East Hollywood Remembers 1992
How Santa Monica boulevard especially holds memories of the unrest
In 1922, historian Carey McWilliams arrived to Los Angeles from Colorado via the Southern Pacific railroad. His first home in the city was in the area that, in the year 2000, was designated as the Little Armenia section of East Hollywood. As McWilliams tells it in his Southern California: An Island on the Land (1946):
“My dear uncle--the kindest man I have ever known--met me at the old Southern Pacific station…and drove me out Sunset Boulevard to the white-stucco six-unit flat he owned near the corner of Normandie and Sunset.”

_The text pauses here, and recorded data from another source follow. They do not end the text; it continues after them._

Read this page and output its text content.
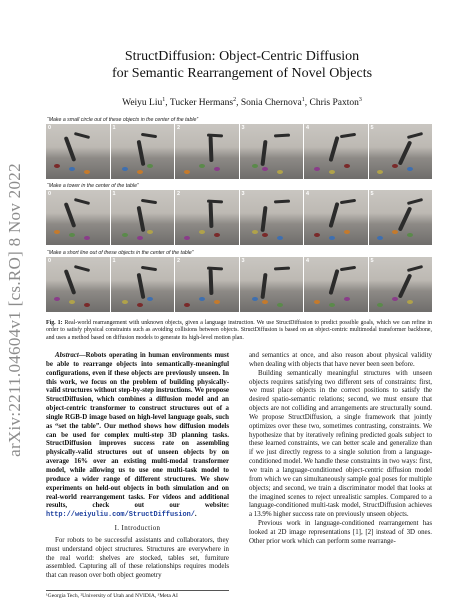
arXiv:2211.04604v1 [cs.RO] 8 Nov 2022
StructDiffusion: Object-Centric Diffusion
for Semantic Rearrangement of Novel Objects
Weiyu Liu$^1$, Tucker Hermans$^2$, Sonia Chernova$^1$, Chris Paxton$^3$
“Make a small circle out of these objects in the center of the table”
0	1	2	3	4	5
“Make a tower in the center of the table”
0	1	2	3	4	5
“Make a short line out of these objects in the center of the table”
0	1	2	3	4	5
Fig. 1: Real-world rearrangement with unknown objects, given a language instruction. We use StructDiffusion to predict possible goals, which we can refine in order to satisfy physical constraints such as avoiding collisions between objects. StructDiffusion is based on an object-centric multimodal transformer backbone, and uses a method based on diffusion models to generate its high-level motion plan.

Abstract—Robots operating in human environments must be able to rearrange objects into semantically-meaningful configurations, even if these objects are previously unseen. In this work, we focus on the problem of building physically-valid structures without step-by-step instructions. We propose StructDiffusion, which combines a diffusion model and an object-centric transformer to construct structures out of a single RGB-D image based on high-level language goals, such as “set the table”. Our method shows how diffusion models can be used for complex multi-step 3D planning tasks. StructDiffusion improves success rate on assembling physically-valid structures out of unseen objects by on average 16% over an existing multi-modal transformer model, while allowing us to use one multi-task model to produce a wider range of different structures. We show experiments on held-out objects in both simulation and on real-world rearrangement tasks. For videos and additional results, check out our website: http://weiyuliu.com/StructDiffusion/.

I. Introduction

For robots to be successful assistants and collaborators, they must understand object structures. Structures are everywhere in the real world: shelves are stocked, tables set, furniture assembled. Capturing all of these relationships requires models that can reason over both object geometry

¹Georgia Tech, ²University of Utah and NVIDIA, ³Meta AI

and semantics at once, and also reason about physical validity when dealing with objects that have never been seen before.

Building semantically meaningful structures with unseen objects requires satisfying two different sets of constraints: first, we must place objects in the correct positions to satisfy the desired spatio-semantic relations; second, we must ensure that objects are not colliding and arrangements are structurally sound. We propose StructDiffusion, a single framework that jointly optimizes over these two, sometimes contrasting, constraints. We hypothesize that by iteratively refining predicted goals subject to these learned constraints, we can better scale and generalize than if we just directly regress to a single solution from a language-conditioned model. We handle these constraints in two ways: first, we train a language-conditioned object-centric diffusion model from which we can simultaneously sample goal poses for multiple objects; and second, we train a discriminator model that looks at the imagined scenes to reject unrealistic samples. Compared to a language-conditioned multi-task model, StructDiffusion achieves a 13.9% higher success rate on previously unseen objects.

Previous work in language-conditioned rearrangement has looked at 2D image representations [1], [2] instead of 3D ones. Other prior work which can perform some rearrange-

Today, Southern California remains relevant for its candid look at the racial relations underlying L.A.’s history since the city’s founding. Note the book’s following excerpt on L.A. County and the state’s record-breaking deadliness just three years after being placed under U.S. jurisdiction (1850):
“In 1853, California had more murders than the rest of the United States, and Los Angeles had more than the rest of California. In a five-year period, 1849-1854, Californians invested $6,000,000 in bowie knives and pistols, and during this period the state reported 2,400 murders, 1,400 suicides, [and] ‘10,000 other miserable deaths.’”
When one considers that the same year California entered “the union,” its first legislators passed the 1850 California Act for the Government and Protection of Indians, which outlawed Native Californians from testifying in court against whites while also legalizing their indentured servitude and forced removal from ancestral homelands, it’s clear just how such an “arms race” led only to more fatalities. It’s also telling of how L.A. and the Golden State’s racial hierarchies were literally embedded into law at the outset of their tenure for U.S. markets and government, only for still too many residents here to have little to no familiarity with.